Türk usulü değil normal suşi
Suşinin herkesin tüketebileceği bir yiyecek olmadığına, ayrıca Türklerde bu yemeğe karşı bir ön yargı bulunduğuna işaret eden Şenyuva, şunları söyledi:
"Biz bu ön yargıyı elimizden geldiğince kırdık. Çünkü biz mümkün olduğu kadar bizim damak tadımıza uygun ama gerçek suşiler yapıyoruz. Tabii ki Türk usulü değil normal suşi. Bunun yanında Adana kebabımız da çok tutuldu. Suşide de aynı şekilde. Birçok kişiye suşiyi alıştırdık."
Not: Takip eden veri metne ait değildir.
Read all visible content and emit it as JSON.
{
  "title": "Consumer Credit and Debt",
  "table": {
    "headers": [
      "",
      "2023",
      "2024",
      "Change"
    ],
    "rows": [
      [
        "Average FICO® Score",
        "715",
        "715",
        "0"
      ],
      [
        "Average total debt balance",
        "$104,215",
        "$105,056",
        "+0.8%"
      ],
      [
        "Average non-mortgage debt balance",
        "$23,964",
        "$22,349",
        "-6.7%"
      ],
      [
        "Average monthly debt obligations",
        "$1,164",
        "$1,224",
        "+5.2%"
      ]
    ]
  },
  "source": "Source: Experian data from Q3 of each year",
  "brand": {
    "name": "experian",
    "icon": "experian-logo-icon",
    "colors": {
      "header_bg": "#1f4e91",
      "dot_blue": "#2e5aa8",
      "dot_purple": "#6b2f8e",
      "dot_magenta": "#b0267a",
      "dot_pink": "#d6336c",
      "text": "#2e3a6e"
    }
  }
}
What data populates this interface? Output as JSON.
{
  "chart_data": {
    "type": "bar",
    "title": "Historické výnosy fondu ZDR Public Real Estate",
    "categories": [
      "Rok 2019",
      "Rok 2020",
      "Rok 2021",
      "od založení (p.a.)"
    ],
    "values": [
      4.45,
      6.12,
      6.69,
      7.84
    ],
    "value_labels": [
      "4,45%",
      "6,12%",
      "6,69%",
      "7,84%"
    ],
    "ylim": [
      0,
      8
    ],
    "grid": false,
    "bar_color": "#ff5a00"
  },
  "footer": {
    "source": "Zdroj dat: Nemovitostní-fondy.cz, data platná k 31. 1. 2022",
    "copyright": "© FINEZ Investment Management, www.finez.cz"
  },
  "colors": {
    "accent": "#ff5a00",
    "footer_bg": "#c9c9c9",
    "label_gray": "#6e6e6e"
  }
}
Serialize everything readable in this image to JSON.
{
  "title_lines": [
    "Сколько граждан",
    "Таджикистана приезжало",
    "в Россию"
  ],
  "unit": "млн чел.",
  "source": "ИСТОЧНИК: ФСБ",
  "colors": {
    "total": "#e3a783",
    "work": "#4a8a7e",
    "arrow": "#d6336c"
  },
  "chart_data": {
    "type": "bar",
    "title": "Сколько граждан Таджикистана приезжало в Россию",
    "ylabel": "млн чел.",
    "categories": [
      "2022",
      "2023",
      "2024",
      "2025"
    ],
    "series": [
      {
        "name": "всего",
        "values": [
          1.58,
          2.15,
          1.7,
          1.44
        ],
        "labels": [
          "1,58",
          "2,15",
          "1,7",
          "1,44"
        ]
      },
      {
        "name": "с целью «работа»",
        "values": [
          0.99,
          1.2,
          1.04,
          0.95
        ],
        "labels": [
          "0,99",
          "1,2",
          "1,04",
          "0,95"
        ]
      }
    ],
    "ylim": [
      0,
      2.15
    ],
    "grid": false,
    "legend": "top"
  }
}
Şenyuva, suşide kullanılan tüm malzemelerin orijinal olduğunu, bunları Uzak Doğu'ya giderek kendisinin aldığını aktararak, kebapta kullandıkları etleri de büyük bir titizlikle seçtiğini, her iki mutfakta müşteriye en iyi lezzeti sunabilmek için gayret gösterdiğini dile getirdi.
Suşi ile şalgam beraber
Bazı müşterilerinden, "Biz burada dürüm içinde suşi olabileceğini düşündük" gibi ilginç yorumlar aldıklarını vurgulayan Şenyuva, şu değerlendirmede bulundu:
"Müşterilerimiz buraya geldiklerinde şaşırıyorlar. 'Acaba kebaptan yapılma suşi mi?' diye düşünüyorlar. Ama biz bunun böyle olmadığını, bu suşilerin gerçek olduğunu söylüyoruz. Çiftler geliyorlar, bayanlar özellikle suşi yemek istiyorlar. Erkekler ise genellikle, 'Biz suşi yemeyiz kebap yiyeceğiz' diyorlar. İkisi birden geliyor bir taraf suşi diğer taraf kebap yiyor. Gayet de memnun ayrılıyorlar. İçecek olarak şalgam veriyoruz kebabın yanında. Şalgamın tadına şuşi yiyenler de bakıyor. Suşi ile şalgamı birlikte tüketiyorlar. Kebap yiyen üzerine yeşil çay içebiliyor. Yani iki farklı kültüre ait lezzetleri bir anda burada tatmış oluyorlar."